The cancer as a broad group of diseases involving unregulated cell growth is diverse, complex, and only partially understood, what makes it difficult to cure [1]. Melanoma is the most serious type of skin cancer because of its ability to grow rapidly and to metastasize. There is no fully effective treatment and scientists are still seeking an effective way to combat this cancer [2]. Non-prescriptional usage of medicinal herbs among cancer patients including skin cancer patients is more often common and relates to standard treatment methods results, accessibility to standard treatments and medical treatment heritage [3].

The current information suggests that herbal extracts exert biological effect through cytotoxic or immunomodulatory mechanisms. In cancer therapy many cytotoxic chemotherapeutic agents are applied such as taxol, etoposide or vincristine [4]. However there is a need for new and natural anticancer compounds of low or without toxicity to normal cells. One of the active compounds responsible for the immune effects is β-glucan sourced from cereals, fungi, seaweeds, yeasts and bacteria [3], [5], [6], [7], [8], [9], [10]. Current data suggests that β-glucans are very potent immunomodulators with effects on innate and adaptive immunity [3]. Based on in vitro studies, β-glucans act on several immune receptors, e.g. dectin-1 and trigger a group of immune cells including monocytes, macrophages, neutrophils, natural killer cells and dendritic cells [3], [11], [12], [13], [14]. The entire signaling pathway downstream to dectin-1 activation leads to the release of cytokines including interleukin IL-12, IL-6, tumor necrosis factor (TNF), and IL-10. Some of these cytokines may play important role in the cancer therapy [3]. Other important β-glucan receptors mediating anti-tumor and anti-infective properties are receptor 3 (CR3; CD11b/CD18) [15], [16] and lactosylceramide [17]. The antitumor effect of glucan can be attributed to cancer-preventing, immune-enhancing and direct tumor inhibition activities [18].

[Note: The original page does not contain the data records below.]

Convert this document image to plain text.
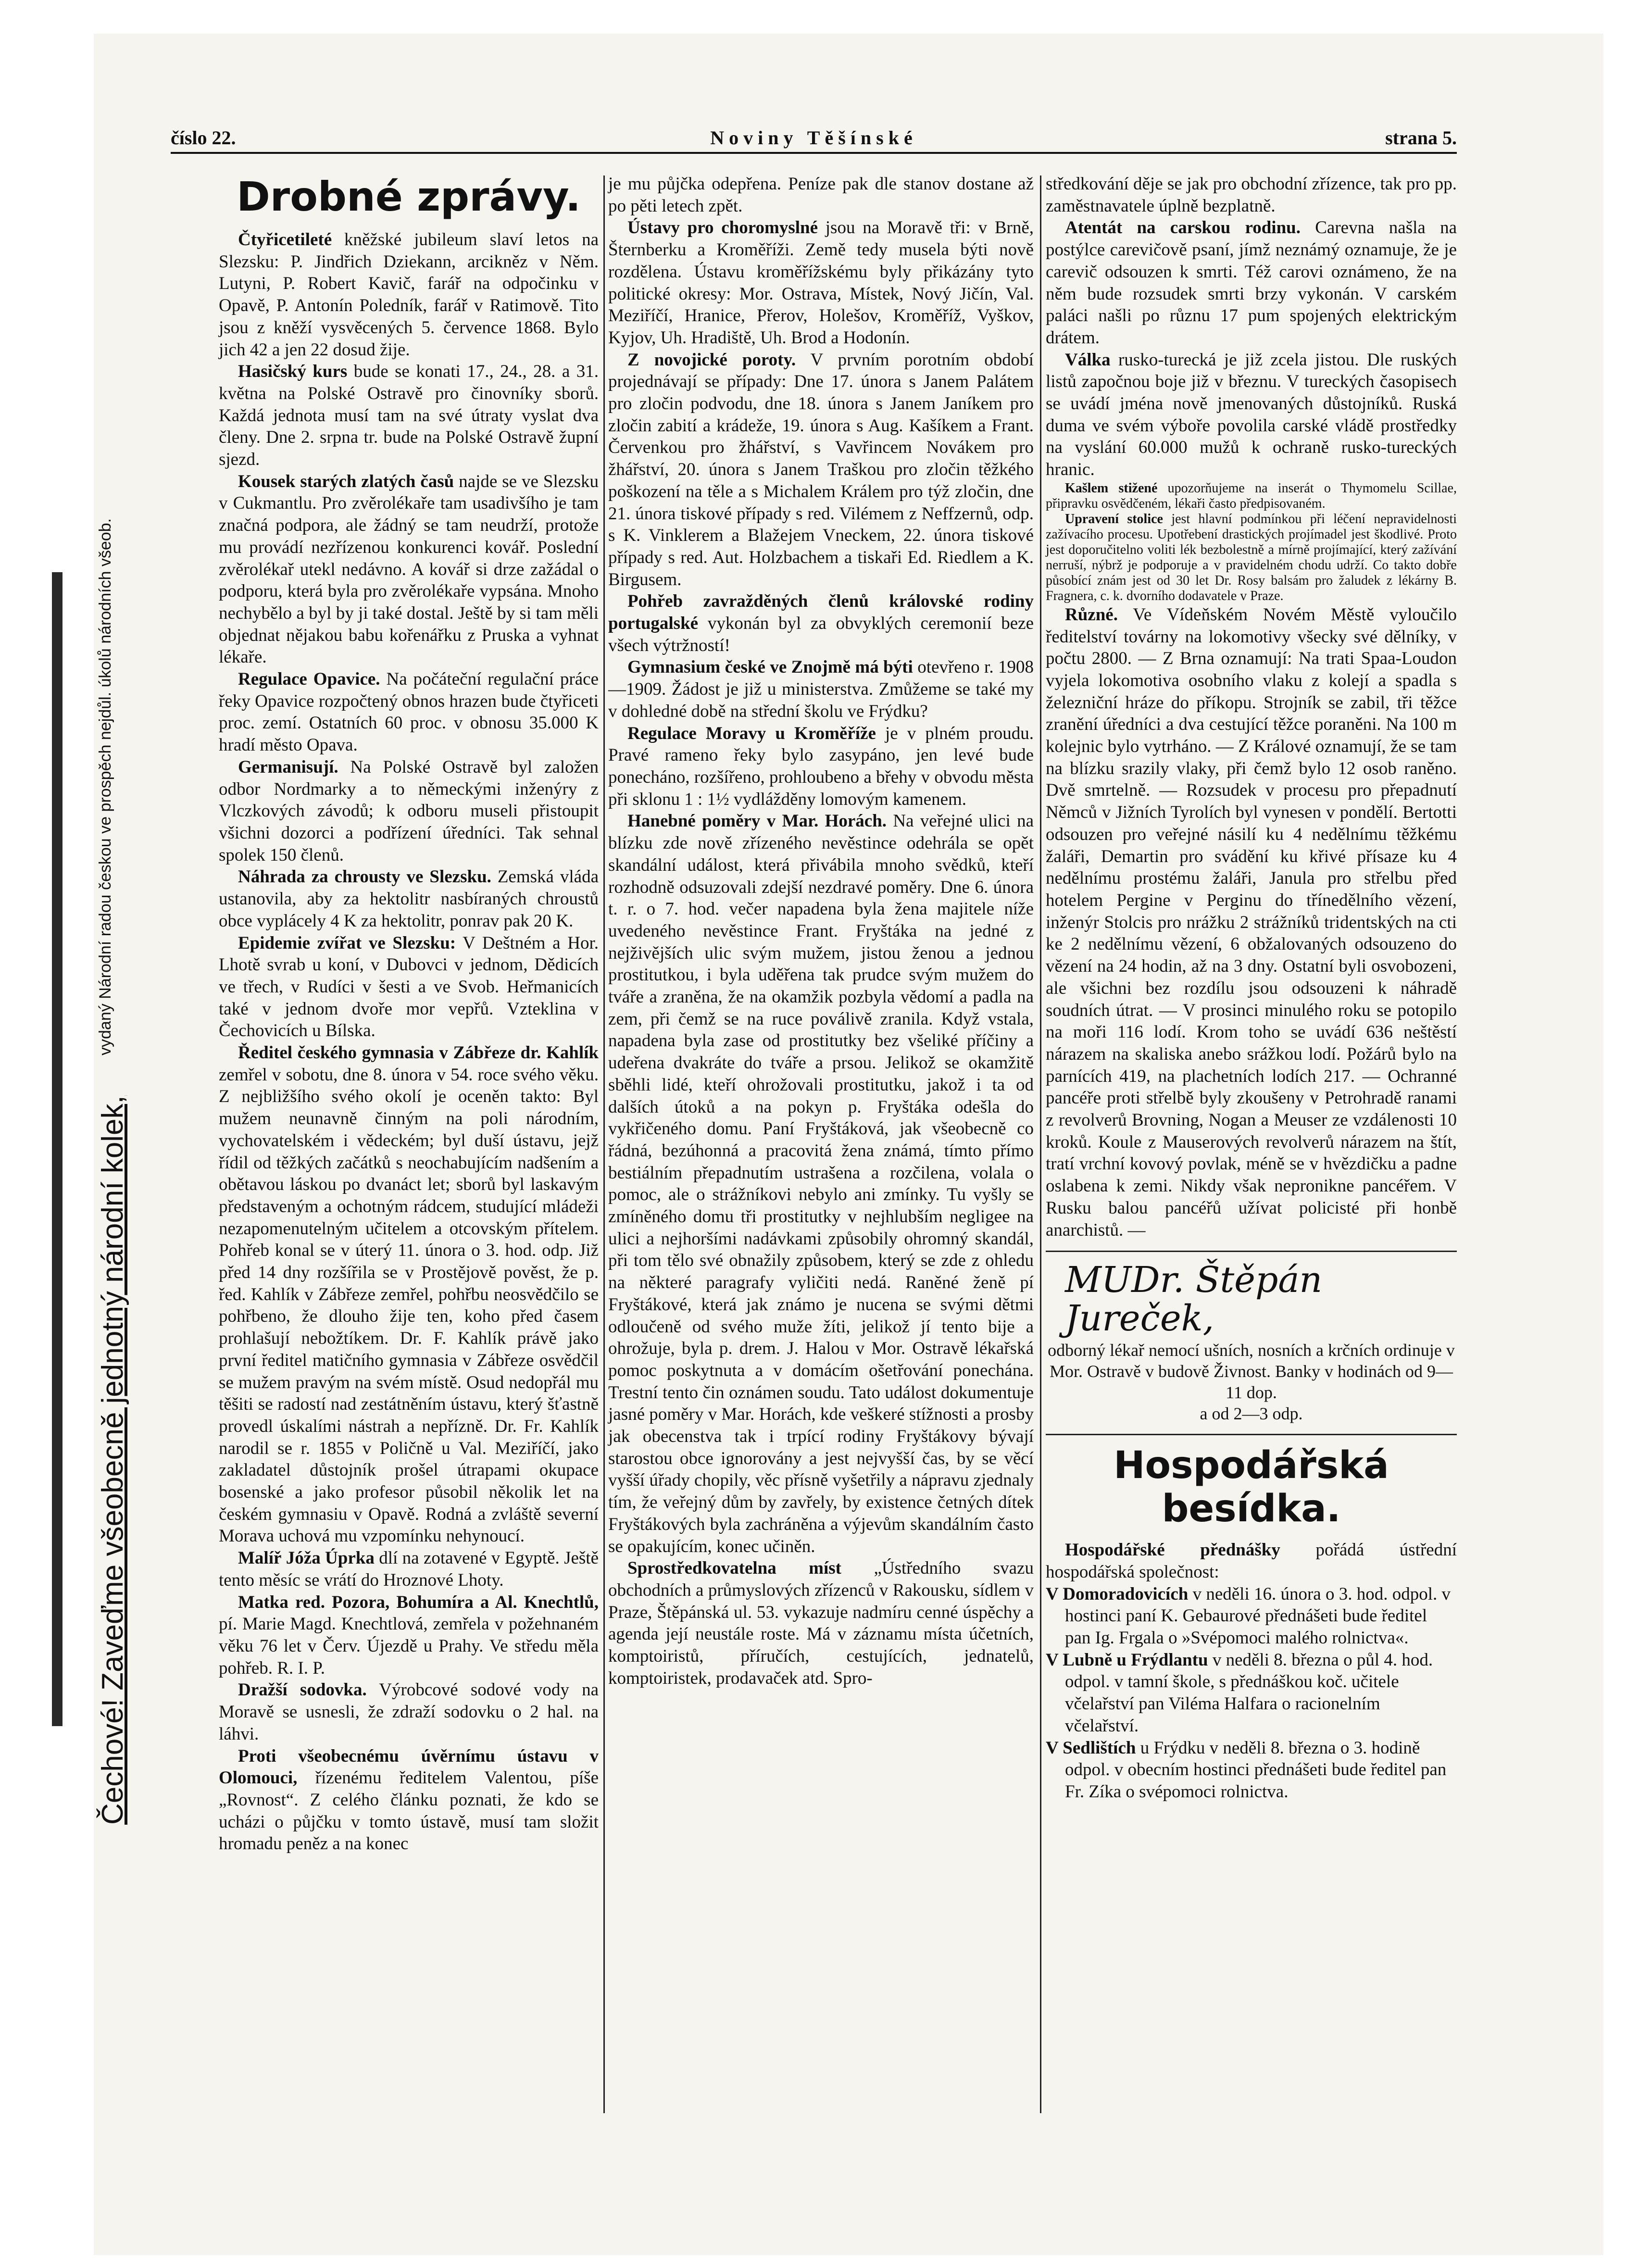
Čechové! Zaveďme všeobecně jednotný národní kolek,
vydaný Národní radou českou ve prospěch nejdůl. úkolů národních všeob.
číslo 22.	Noviny Těšínské	strana 5.
Drobné zprávy.

Čtyřicetileté kněžské jubileum slaví letos na Slezsku: P. Jindřich Dziekann, arcikněz v Něm. Lutyni, P. Robert Kavič, farář na odpočinku v Opavě, P. Antonín Poledník, farář v Ratimově. Tito jsou z kněží vysvěcených 5. července 1868. Bylo jich 42 a jen 22 dosud žije.

Hasičský kurs bude se konati 17., 24., 28. a 31. května na Polské Ostravě pro činovníky sborů. Každá jednota musí tam na své útraty vyslat dva členy. Dne 2. srpna tr. bude na Polské Ostravě župní sjezd.

Kousek starých zlatých časů najde se ve Slezsku v Cukmantlu. Pro zvěrolékaře tam usadivšího je tam značná podpora, ale žádný se tam neudrží, protože mu provádí nezřízenou konkurenci kovář. Poslední zvěrolékař utekl nedávno. A kovář si drze zažádal o podporu, která byla pro zvěrolékaře vypsána. Mnoho nechybělo a byl by ji také dostal. Ještě by si tam měli objednat nějakou babu kořenářku z Pruska a vyhnat lékaře.

Regulace Opavice. Na počáteční regulační práce řeky Opavice rozpočtený obnos hrazen bude čtyřiceti proc. zemí. Ostatních 60 proc. v obnosu 35.000 K hradí město Opava.

Germanisují. Na Polské Ostravě byl založen odbor Nordmarky a to německými inženýry z Vlczkových závodů; k odboru museli přistoupit všichni dozorci a podřízení úředníci. Tak sehnal spolek 150 členů.

Náhrada za chrousty ve Slezsku. Zemská vláda ustanovila, aby za hektolitr nasbíraných chroustů obce vyplácely 4 K za hektolitr, ponrav pak 20 K.

Epidemie zvířat ve Slezsku: V Deštném a Hor. Lhotě svrab u koní, v Dubovci v jednom, Dědicích ve třech, v Rudíci v šesti a ve Svob. Heřmanicích také v jednom dvoře mor vepřů. Vzteklina v Čechovicích u Bílska.

Ředitel českého gymnasia v Zábřeze dr. Kahlík zemřel v sobotu, dne 8. února v 54. roce svého věku. Z nejbližšího svého okolí je oceněn takto: Byl mužem neunavně činným na poli národním, vychovatelském i vědeckém; byl duší ústavu, jejž řídil od těžkých začátků s neochabujícím nadšením a obětavou láskou po dvanáct let; sborů byl laskavým představeným a ochotným rádcem, studující mládeži nezapomenutelným učitelem a otcovským přítelem. Pohřeb konal se v úterý 11. února o 3. hod. odp. Již před 14 dny rozšířila se v Prostějově pověst, že p. řed. Kahlík v Zábřeze zemřel, pohřbu neosvědčilo se pohřbeno, že dlouho žije ten, koho před časem prohlašují nebožtíkem. Dr. F. Kahlík právě jako první ředitel matičního gymnasia v Zábřeze osvědčil se mužem pravým na svém místě. Osud nedopřál mu těšiti se radostí nad zestátněním ústavu, který šťastně provedl úskalími nástrah a nepřízně. Dr. Fr. Kahlík narodil se r. 1855 v Poličně u Val. Meziříčí, jako zakladatel důstojník prošel útrapami okupace bosenské a jako profesor působil několik let na českém gymnasiu v Opavě. Rodná a zvláště severní Morava uchová mu vzpomínku nehynoucí.

Malíř Jóža Úprka dlí na zotavené v Egyptě. Ještě tento měsíc se vrátí do Hroznové Lhoty.

Matka red. Pozora, Bohumíra a Al. Knechtlů, pí. Marie Magd. Knechtlová, zemřela v požehnaném věku 76 let v Červ. Újezdě u Prahy. Ve středu měla pohřeb. R. I. P.

Dražší sodovka. Výrobcové sodové vody na Moravě se usnesli, že zdraží sodovku o 2 hal. na láhvi.

Proti všeobecnému úvěrnímu ústavu v Olomouci, řízenému ředitelem Valentou, píše „Rovnost“. Z celého článku poznati, že kdo se ucházi o půjčku v tomto ústavě, musí tam složit hromadu peněz a na konec

je mu půjčka odepřena. Peníze pak dle stanov dostane až po pěti letech zpět.

Ústavy pro choromyslné jsou na Moravě tři: v Brně, Šternberku a Kroměříži. Země tedy musela býti nově rozdělena. Ústavu kroměřížskému byly přikázány tyto politické okresy: Mor. Ostrava, Místek, Nový Jičín, Val. Meziříčí, Hranice, Přerov, Holešov, Kroměříž, Vyškov, Kyjov, Uh. Hradiště, Uh. Brod a Hodonín.

Z novojické poroty. V prvním porotním období projednávají se případy: Dne 17. února s Janem Palátem pro zločin podvodu, dne 18. února s Janem Janíkem pro zločin zabití a krádeže, 19. února s Aug. Kašíkem a Frant. Červenkou pro žhářství, s Vavřincem Novákem pro žhářství, 20. února s Janem Traškou pro zločin těžkého poškození na těle a s Michalem Králem pro týž zločin, dne 21. února tiskové případy s red. Vilémem z Neffzernů, odp. s K. Vinklerem a Blažejem Vneckem, 22. února tiskové případy s red. Aut. Holzbachem a tiskaři Ed. Riedlem a K. Birgusem.

Pohřeb zavražděných členů královské rodiny portugalské vykonán byl za obvyklých ceremonií beze všech výtržností!

Gymnasium české ve Znojmě má býti otevřeno r. 1908—1909. Žádost je již u ministerstva. Zmůžeme se také my v dohledné době na střední školu ve Frýdku?

Regulace Moravy u Kroměříže je v plném proudu. Pravé rameno řeky bylo zasypáno, jen levé bude ponecháno, rozšířeno, prohloubeno a břehy v obvodu města při sklonu 1 : 1½ vydlážděny lomovým kamenem.

Hanebné poměry v Mar. Horách. Na veřejné ulici na blízku zde nově zřízeného nevěstince odehrála se opět skandální událost, která přivábila mnoho svědků, kteří rozhodně odsuzovali zdejší nezdravé poměry. Dne 6. února t. r. o 7. hod. večer napadena byla žena majitele níže uvedeného nevěstince Frant. Fryštáka na jedné z nejživějších ulic svým mužem, jistou ženou a jednou prostitutkou, i byla uděřena tak prudce svým mužem do tváře a zraněna, že na okamžik pozbyla vědomí a padla na zem, při čemž se na ruce poválivě zranila. Když vstala, napadena byla zase od prostitutky bez všeliké příčiny a udeřena dvakráte do tváře a prsou. Jelikož se okamžitě sběhli lidé, kteří ohrožovali prostitutku, jakož i ta od dalších útoků a na pokyn p. Fryštáka odešla do vykřičeného domu. Paní Fryštáková, jak všeobecně co řádná, bezúhonná a pracovitá žena známá, tímto přímo bestiálním přepadnutím ustrašena a rozčilena, volala o pomoc, ale o strážníkovi nebylo ani zmínky. Tu vyšly se zmíněného domu tři prostitutky v nejhlubším negligee na ulici a nejhoršími nadávkami způsobily ohromný skandál, při tom tělo své obnažily způsobem, který se zde z ohledu na některé paragrafy vyličiti nedá. Raněné ženě pí Fryštákové, která jak známo je nucena se svými dětmi odloučeně od svého muže žíti, jelikož jí tento bije a ohrožuje, byla p. drem. J. Halou v Mor. Ostravě lékařská pomoc poskytnuta a v domácím ošetřování ponechána. Trestní tento čin oznámen soudu. Tato událost dokumentuje jasné poměry v Mar. Horách, kde veškeré stížnosti a prosby jak obecenstva tak i trpící rodiny Fryštákovy bývají starostou obce ignorovány a jest nejvyšší čas, by se věcí vyšší úřady chopily, věc přísně vyšetřily a nápravu zjednaly tím, že veřejný dům by zavřely, by existence četných dítek Fryštákových byla zachráněna a výjevům skandálním často se opakujícím, konec učiněn.

Sprostředkovatelna míst „Ústředního svazu obchodních a průmyslových zřízenců v Rakousku, sídlem v Praze, Štěpánská ul. 53. vykazuje nadmíru cenné úspěchy a agenda její neustále roste. Má v záznamu místa účetních, komptoiristů, příručích, cestujících, jednatelů, komptoiristek, prodavaček atd. Spro-

středkování děje se jak pro obchodní zřízence, tak pro pp. zaměstnavatele úplně bezplatně.

Atentát na carskou rodinu. Carevna našla na postýlce carevičově psaní, jímž neznámý oznamuje, že je carevič odsouzen k smrti. Též carovi oznámeno, že na něm bude rozsudek smrti brzy vykonán. V carském paláci našli po různu 17 pum spojených elektrickým drátem.

Válka rusko-turecká je již zcela jistou. Dle ruských listů započnou boje již v březnu. V tureckých časopisech se uvádí jména nově jmenovaných důstojníků. Ruská duma ve svém výboře povolila carské vládě prostředky na vyslání 60.000 mužů k ochraně rusko-tureckých hranic.

Kašlem stižené upozorňujeme na inserát o Thymomelu Scillae, připravku osvědčeném, lékaři často předpisovaném.

Upravení stolice jest hlavní podmínkou při léčení nepravidelnosti zažívacího procesu. Upotřebení drastických projímadel jest škodlivé. Proto jest doporučitelno voliti lék bezbolestně a mírně projímající, který zažívání nerruší, nýbrž je podporuje a v pravidelném chodu udrží. Co takto dobře působící znám jest od 30 let Dr. Rosy balsám pro žaludek z lékárny B. Fragnera, c. k. dvorního dodavatele v Praze.

Různé. Ve Vídeňském Novém Městě vyloučilo ředitelství továrny na lokomotivy všecky své dělníky, v počtu 2800. — Z Brna oznamují: Na trati Spaa-Loudon vyjela lokomotiva osobního vlaku z kolejí a spadla s železniční hráze do příkopu. Strojník se zabil, tři těžce zranění úředníci a dva cestující těžce poraněni. Na 100 m kolejnic bylo vytrháno. — Z Králové oznamují, že se tam na blízku srazily vlaky, při čemž bylo 12 osob raněno. Dvě smrtelně. — Rozsudek v procesu pro přepadnutí Němců v Jižních Tyrolích byl vynesen v pondělí. Bertotti odsouzen pro veřejné násilí ku 4 nedělnímu těžkému žaláři, Demartin pro svádění ku křivé přísaze ku 4 nedělnímu prostému žaláři, Janula pro střelbu před hotelem Pergine v Perginu do třínedělního vězení, inženýr Stolcis pro nrážku 2 strážníků tridentských na cti ke 2 nedělnímu vězení, 6 obžalovaných odsouzeno do vězení na 24 hodin, až na 3 dny. Ostatní byli osvobozeni, ale všichni bez rozdílu jsou odsouzeni k náhradě soudních útrat. — V prosinci minulého roku se potopilo na moři 116 lodí. Krom toho se uvádí 636 neštěstí nárazem na skaliska anebo srážkou lodí. Požárů bylo na parnících 419, na plachetních lodích 217. — Ochranné pancéře proti střelbě byly zkoušeny v Petrohradě ranami z revolverů Brovning, Nogan a Meuser ze vzdálenosti 10 kroků. Koule z Mauserových revolverů nárazem na štít, tratí vrchní kovový povlak, méně se v hvězdičku a padne oslabena k zemi. Nikdy však nepronikne pancéřem. V Rusku balou pancéřů užívat policisté při honbě anarchistů. —

MUDr. Štěpán Jureček,

odborný lékař nemocí ušních, nosních a krčních ordinuje v Mor. Ostravě v budově Živnost. Banky v hodinách od 9—11 dop.

a od 2—3 odp.

Hospodářská besídka.

Hospodářské přednášky pořádá ústřední hospodářská společnost:

V Domoradovicích v neděli 16. února o 3. hod. odpol. v hostinci paní K. Gebaurové přednášeti bude ředitel pan Ig. Frgala o »Svépomoci malého rolnictva«.

V Lubně u Frýdlantu v neděli 8. března o půl 4. hod. odpol. v tamní škole, s přednáškou koč. učitele včelařství pan Viléma Halfara o racionelním včelařství.

V Sedlištích u Frýdku v neděli 8. března o 3. hodině odpol. v obecním hostinci přednášeti bude ředitel pan Fr. Zíka o svépomoci rolnictva.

In vivo studies showed that after oral administration the specific backbone 1,3 linear β-glycosidic chain of β-glucans cannot be digested. β-glucans enter the proximal small intestine; some are captured by the macrophages, internalized and fragmented within the cells [19]. After fragmentation beta-glucans are transported by the macrophages to the marrow and endothelial reticular system. These small fragments are released by the macrophages and taken up by other immune cells. This leads to various immune responses. Nevertheless, depending on the different sizes and branching patterns, β-glucans may have significantly variable immune potential [2], [18], [19], [20], [21], [22], [23], [24].

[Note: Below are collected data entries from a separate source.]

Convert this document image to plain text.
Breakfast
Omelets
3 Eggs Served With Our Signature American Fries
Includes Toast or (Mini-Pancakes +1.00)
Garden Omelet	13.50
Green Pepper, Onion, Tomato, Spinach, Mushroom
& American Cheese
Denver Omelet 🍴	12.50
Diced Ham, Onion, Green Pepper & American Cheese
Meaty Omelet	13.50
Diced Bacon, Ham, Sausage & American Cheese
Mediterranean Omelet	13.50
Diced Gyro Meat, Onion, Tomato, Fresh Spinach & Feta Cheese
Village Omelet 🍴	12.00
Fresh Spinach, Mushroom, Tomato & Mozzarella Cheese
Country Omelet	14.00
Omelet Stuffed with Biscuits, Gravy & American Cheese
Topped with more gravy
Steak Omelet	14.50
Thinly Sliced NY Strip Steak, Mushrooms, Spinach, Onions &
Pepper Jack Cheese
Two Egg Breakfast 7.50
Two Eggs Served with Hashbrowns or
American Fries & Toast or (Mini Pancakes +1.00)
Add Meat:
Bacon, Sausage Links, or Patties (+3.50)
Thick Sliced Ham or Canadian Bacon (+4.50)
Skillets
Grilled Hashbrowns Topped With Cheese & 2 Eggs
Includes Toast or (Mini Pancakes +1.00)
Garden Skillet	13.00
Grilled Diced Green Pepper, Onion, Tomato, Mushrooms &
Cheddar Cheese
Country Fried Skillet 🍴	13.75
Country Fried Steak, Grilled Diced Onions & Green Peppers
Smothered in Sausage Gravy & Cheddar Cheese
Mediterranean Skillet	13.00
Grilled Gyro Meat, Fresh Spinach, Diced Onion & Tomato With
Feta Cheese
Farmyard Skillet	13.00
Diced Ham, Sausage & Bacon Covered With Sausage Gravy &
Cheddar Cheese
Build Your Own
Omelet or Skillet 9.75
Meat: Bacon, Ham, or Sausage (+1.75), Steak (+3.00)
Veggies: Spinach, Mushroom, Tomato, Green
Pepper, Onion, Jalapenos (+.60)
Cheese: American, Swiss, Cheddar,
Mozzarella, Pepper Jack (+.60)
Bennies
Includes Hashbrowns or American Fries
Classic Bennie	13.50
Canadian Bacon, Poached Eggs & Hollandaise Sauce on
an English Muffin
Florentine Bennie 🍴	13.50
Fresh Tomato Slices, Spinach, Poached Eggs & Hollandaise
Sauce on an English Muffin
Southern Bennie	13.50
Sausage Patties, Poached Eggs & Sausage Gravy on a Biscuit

Beta-glucan concentrates isolated from cell wall of yeast or fungi not only has low yield but inflammation, granuloma formation and microembolization after intravenous administration are occurring as well [8], [9], [18], [21], [25], [26]. In terms of extracellular beta-glucan produced by microorganisms, the industrial use of lyophilized beta-glucan is limited due to the high cost of manufacturing dehydrated products and induction of bacteria [7], [8]. 1–3, 1–4 oat glucan is a compound of good solubility in water and reveals strong biological activity. Oat (1 → 3), (1 → 4)-β-d-glucans (oat β-glucan) are part of the human diet and they can contact with enterocytes, M-cells, and DCs, which are all present at the intestinal immune system and can enhance its function [27], [28]. For this reason, the 1–3, 1–4 beta glucan sourced from oat is the focus of this study. Importantly, it is water soluble, which greatly facilitates its practical application. As the matter of fact the question how the physicochemical characteristics affects the function is still open and no real conclusion was ever reached. The problem needs to be further investigated to achieve critical mass of data enabling proper concluding.

The aim of the study was to evaluate the antitumor activities of low molecular weight (LMW) beta-glucan derived from oat, on the human epidermoid carcinoma and human malignant melanoma cells.